I thought it was a pretty clumsy metaphor. Anyone with the slightest awareness of the history of race in this country should have realized that this is an inflammatory image. Cartoonists often make a reference to seemingly unrelated events to draw a parallel.

People have used cartoons throughout history with pernicious reasons; Nazis used inflammatory images of Jews in order to dehumanize them.

It would help if everyone took a deep breath and tried to calm down. You can say it was insensitive or ignorant, but I think a lot of the outrage is manufactured. It would be better if we can get into a deeper conversation about race, and why we are sensitive about it. But as a cartoonist, I don’t want to be sensitive when I draw. Instead, I think you should be aware of how images could be interpreted.

Gary Varvel, editorial cartoonist, The Indianapolis Star:

I knew what the guy was trying to say, and I don’t remember thinking “racist” at all. He was taking a news event and tying the ludicrous stimulus bill to it, and he was making fun of Congress who drafted this bill.

This happens a lot with editorial cartoons. People want to read into it what they want to see. He was trying to poke fun at Congress for making this thing, and he used a news angle to criticize them.

With political correctness, everyone’s hypersensitive. There are some things you can criticize openly, and some things you can’t. Images like a sombrero, sometimes that’s an offensive image, but people can wear cowboy hats.

But, because most editorial cartoonists are white men, it’s a difficult situation.

As a cartoonist, you don’t like to be limited. I try to be sensitive to the point. If I had this said about me, is it fair? Sometimes we can do an unfair cartoon, because we’re pushing the envelope.

There was a generation of people who lived before me who made slurs about African-Americans. Maybe in the next generation we’ll go beyond those things.

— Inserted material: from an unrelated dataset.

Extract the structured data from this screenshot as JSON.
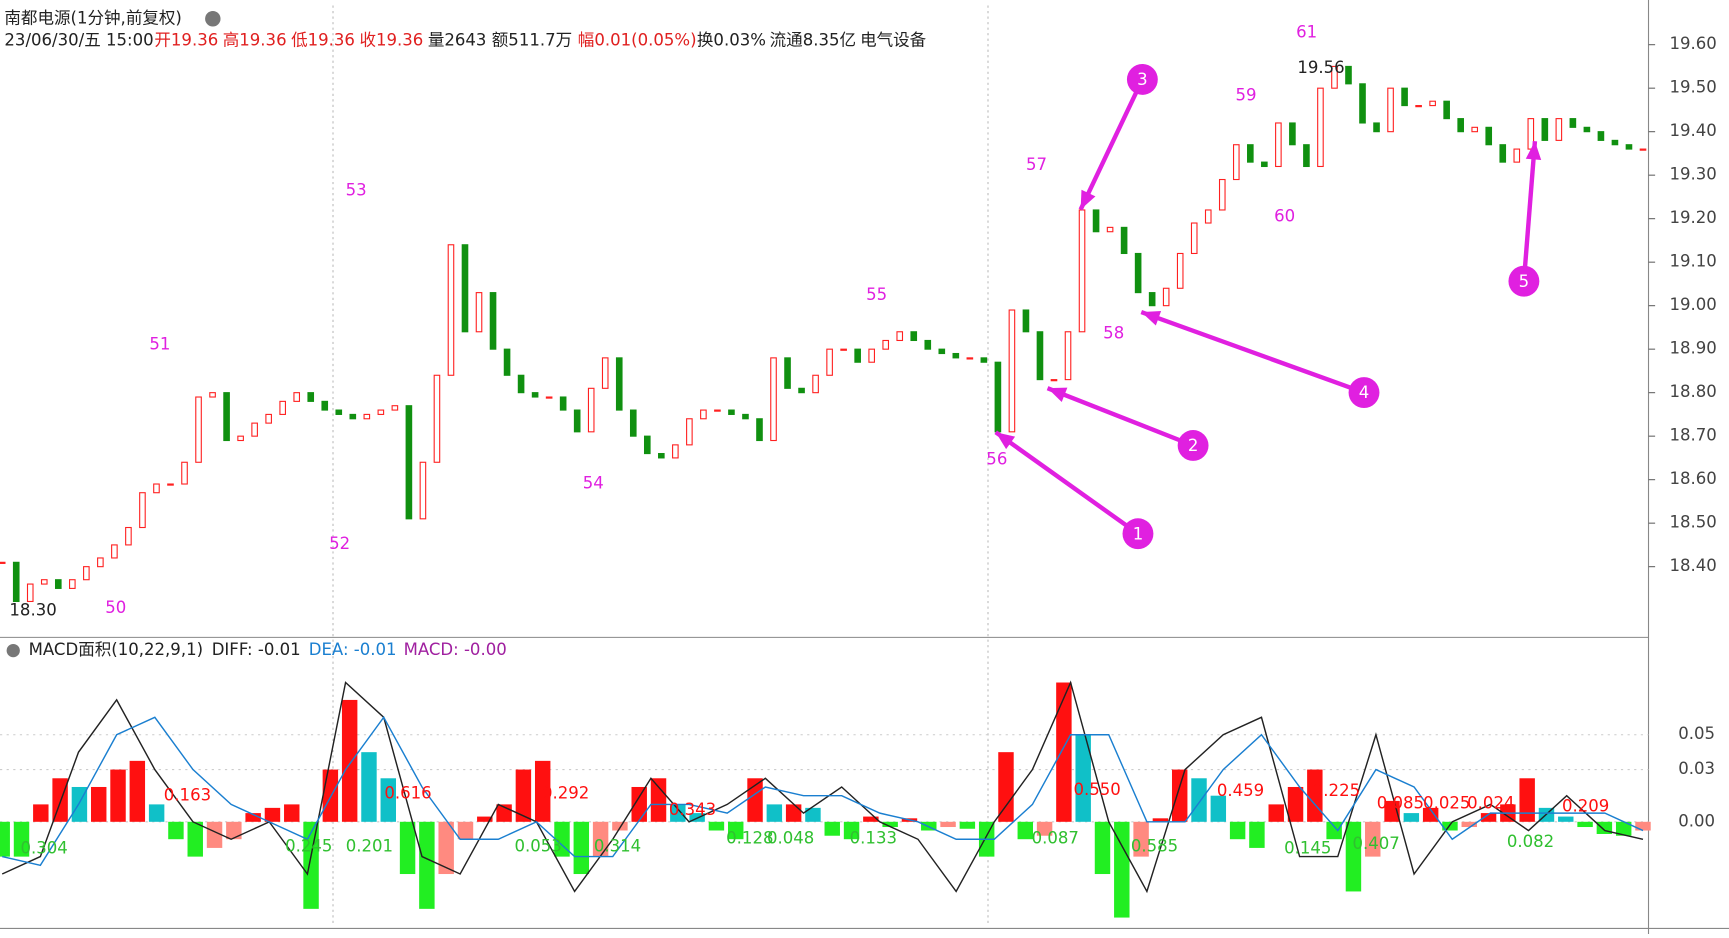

Emily Flake, freelance cartoonist:

I thought it was a really bad cartoon on a lot of levels, because there’s not really a joke there. Unless you really over-explain that you didn’t think that stimulus bill was very good, and it just so happened that there was a monkey attacked someone. The statement that the reference to the monkey was not supposed to be racist is really disingenuous. Everybody knows that there’s a racist trope of referring to black people as monkeys, and if you’re saying that you didn’t know that, then you’re so full of shit. It was insulting to their readers and to cartoonists.

This is in a daily newspaper. This isn’t HBO and it’s not Sarah Silverman. Jokes that play with race and lampoon race don’t really have a place in the daily family. My heart goes out to anyone who is getting a drubbing on the Internet, but at the same time, he could have thought about it a little bit better about this.

Katia Bachko is on staff at The New Yorker.